Uma reunião dos ministros da Agricultura dos países a União Europeia (UE) realizada hoje, em Bruxelas, foi mais um passo para remover os últimos obstáculos à assinatura final do acordo entre o bloco e o Mercosul, formado por Brasil, Argentina, Paraguai e Uruguai. A formalização pode acontecer na semana que vem.
Foi anunciado um orçamento garantido de € 293,7 bilhões (R$ 1,73 trilhão) no âmbito da chamada Política Agrícola Comum (PAC), destinada a dar previsibilidade financeira aos produtores rurais do continente, que temem sofrer uma concorrência desleal com os produtores do Mercosul caso o acordo seja concretizado. O montante pode ser ampliado pelo governo de cada país.
Também foram anunciadas garantias adicionais de € 40 bilhões (R$ 236 bilhões) para pesquisas em biotecnologia. A UE ainda vai dobrar uma reserva para crises de mercado, para 6,3 bilhões de euros, para proteger agricultores europeus de eventuais choques de preço.

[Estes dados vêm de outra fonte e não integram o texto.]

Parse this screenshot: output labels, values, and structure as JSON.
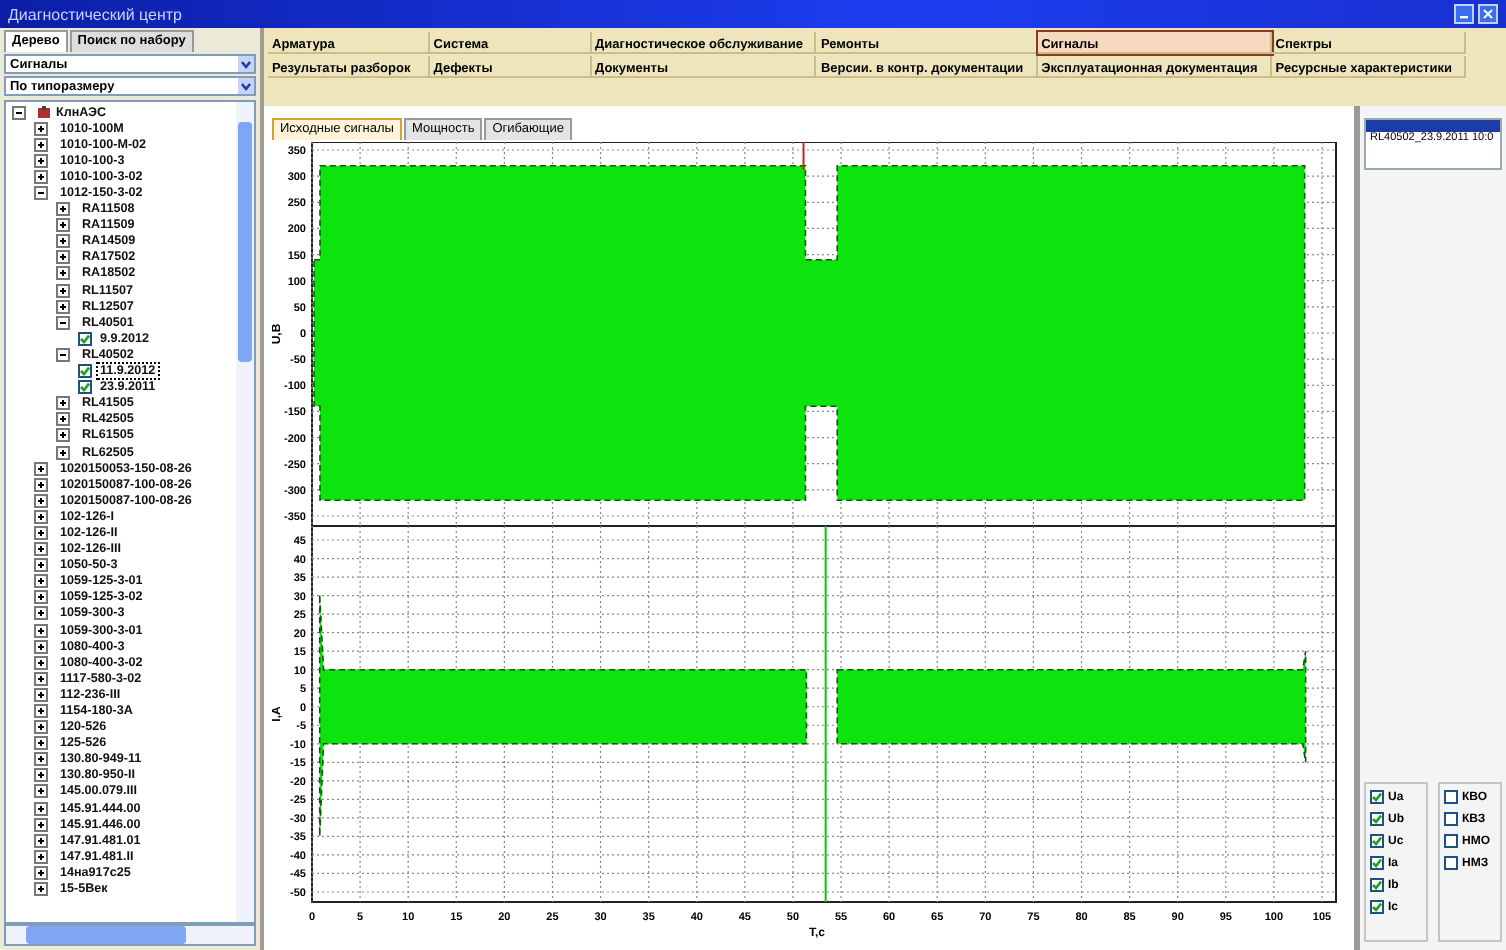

De acordo com o jornal francês Le Monde, a expectativa é que Ursula von der Leyen, presidente da Comissão Europeia, o órgão executivo da UE, esteja no Paraguai na próxima segunda-feira, dia 12, para assinar o acordo, depois de 25 anos de negociações.
Amanhã haverá uma votação dos 27 Estados-membros, e, apesar da oposição da França, espera-se o aval para o acordo, depois de a Itália ter mudado de posição.
— O acordo UE-Mercosul oferece enormes vantagens e um potencial considerável — disse ontem ao Le Monde o ministro de Relações Exteriores da Itália, Antonio Tajani.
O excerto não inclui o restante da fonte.